Getting Ready for Your Tummy Tuck
The steps that you take in the weeks leading up to your tummy tuck will have a huge impact on the results as well as your recovery. That is why you must follow all of your pre-op instructions and try to remain as healthy as possible. Your surgeon will most likely suggest that you get plenty of rest, stay hydrated, and continue your workout routine. They might also want to make some changes to your current prescriptions if you are taking any other medications. Just before your procedure, you will need to refrain from eating and drinking.

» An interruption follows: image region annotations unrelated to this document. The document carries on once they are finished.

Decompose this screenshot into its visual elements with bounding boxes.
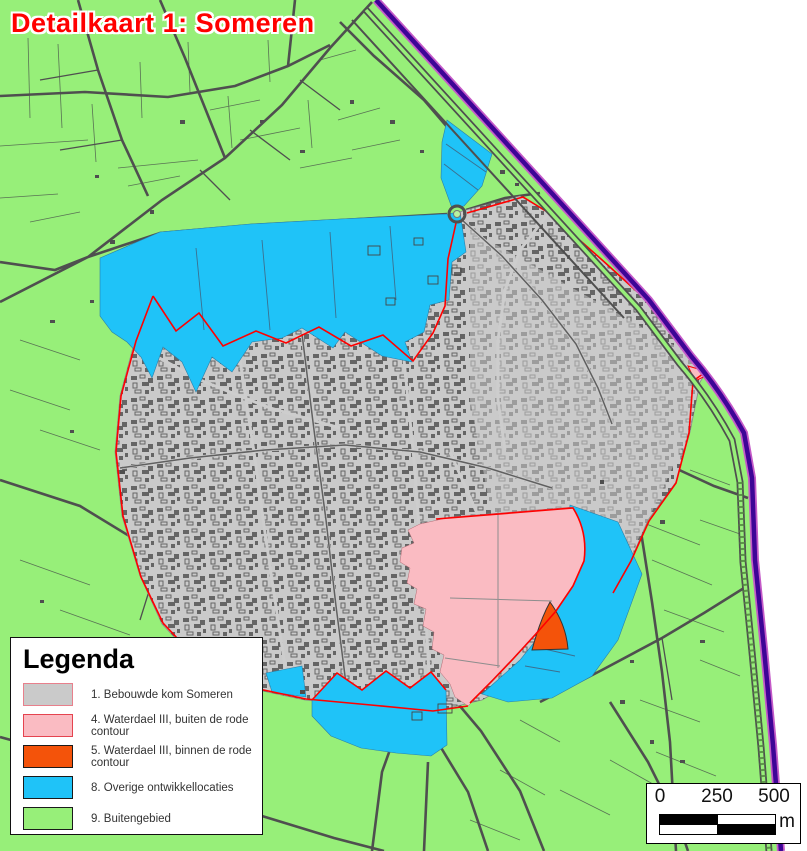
scale-cell [718, 815, 776, 825]
legend-swatch [23, 714, 73, 737]
legend-swatch [23, 807, 73, 830]
legend-title: Legenda [23, 644, 262, 675]
legend-item-waterdael-binnen: 5. Waterdael III, binnen de rode contour [11, 741, 262, 772]
legend-label: 1. Bebouwde kom Someren [91, 689, 233, 701]
scale-cell [718, 825, 776, 835]
legend-label: 5. Waterdael III, binnen de rode contour [91, 745, 262, 769]
scale-tick-0: 0 [655, 786, 666, 808]
scale-cell [660, 825, 718, 835]
legend-label: 4. Waterdael III, buiten de rode contour [91, 714, 262, 738]
legend-swatch [23, 745, 73, 768]
legend-swatch [23, 776, 73, 799]
page-title: Detailkaart 1: Someren [11, 8, 315, 39]
scale-bar: 0 250 500 m [646, 783, 801, 844]
scale-tick-250: 250 [701, 786, 733, 808]
legend-panel: Legenda 1. Bebouwde kom Someren 4. Water… [10, 637, 263, 835]
legend-item-ontwikkellocaties: 8. Overige ontwikkellocaties [11, 772, 262, 803]
scale-ticks: 0 250 500 [647, 786, 800, 810]
scale-cell [660, 815, 718, 825]
scale-bar-checker [659, 814, 776, 835]
legend-item-bebouwde-kom: 1. Bebouwde kom Someren [11, 679, 262, 710]
legend-item-buitengebied: 9. Buitengebied [11, 803, 262, 834]
scale-unit: m [779, 811, 795, 833]
legend-label: 9. Buitengebied [91, 813, 171, 825]
legend-item-waterdael-buiten: 4. Waterdael III, buiten de rode contour [11, 710, 262, 741]
legend-label: 8. Overige ontwikkellocaties [91, 782, 234, 794]
legend-swatch [23, 683, 73, 706]
scale-tick-500: 500 [758, 786, 790, 808]
detail-map-page: Detailkaart 1: Someren Legenda 1. Bebouw… [0, 0, 807, 851]
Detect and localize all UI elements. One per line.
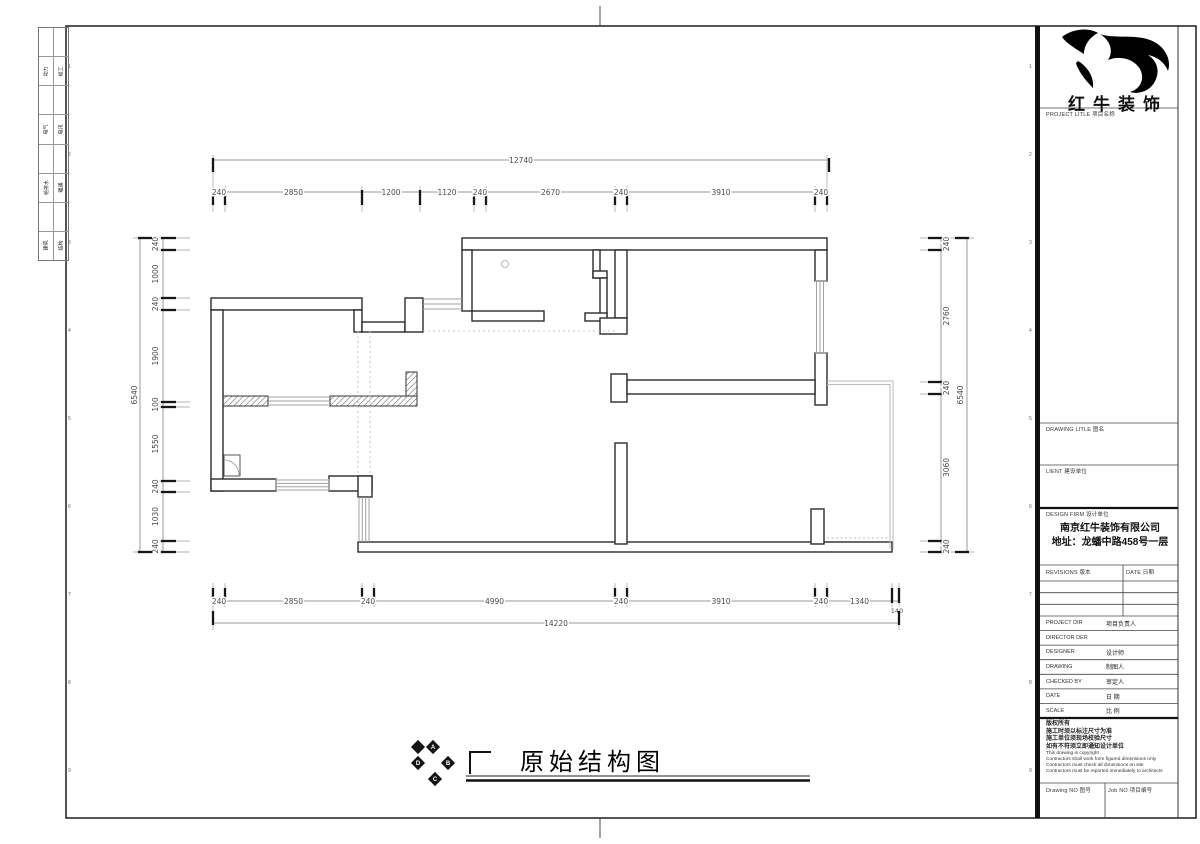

The Average Abdominoplasty Procedure
This highly personalized procedure is almost always carried out with a general anesthetic, and you are going to be fully asleep throughout the operation. Once you are asleep, the surgical team can make a small incision just below the waistline. The next step in the process is to excise any loose skin throughout the abdominal area. The surgeon might also want to extract localized pockets of fat and adjust the underlying abdominal muscles. When the surgical team is happy with the overall appearance of your abdomen, they can suture the incisions and place a compression bandage over the treatment site.
What Is the Recovery Like?
The average patient fully recovers from this procedure within just a few weeks, but you will need to plan on being mostly inactive during that time. During the initial phase of your recovery, your discomfort can be managed with prescription medications and compression wraps. When the incision has begun to heal, you can then carefully clean the treatment site. By the third or fourth week, most of the inflammation and discoloration should fade away.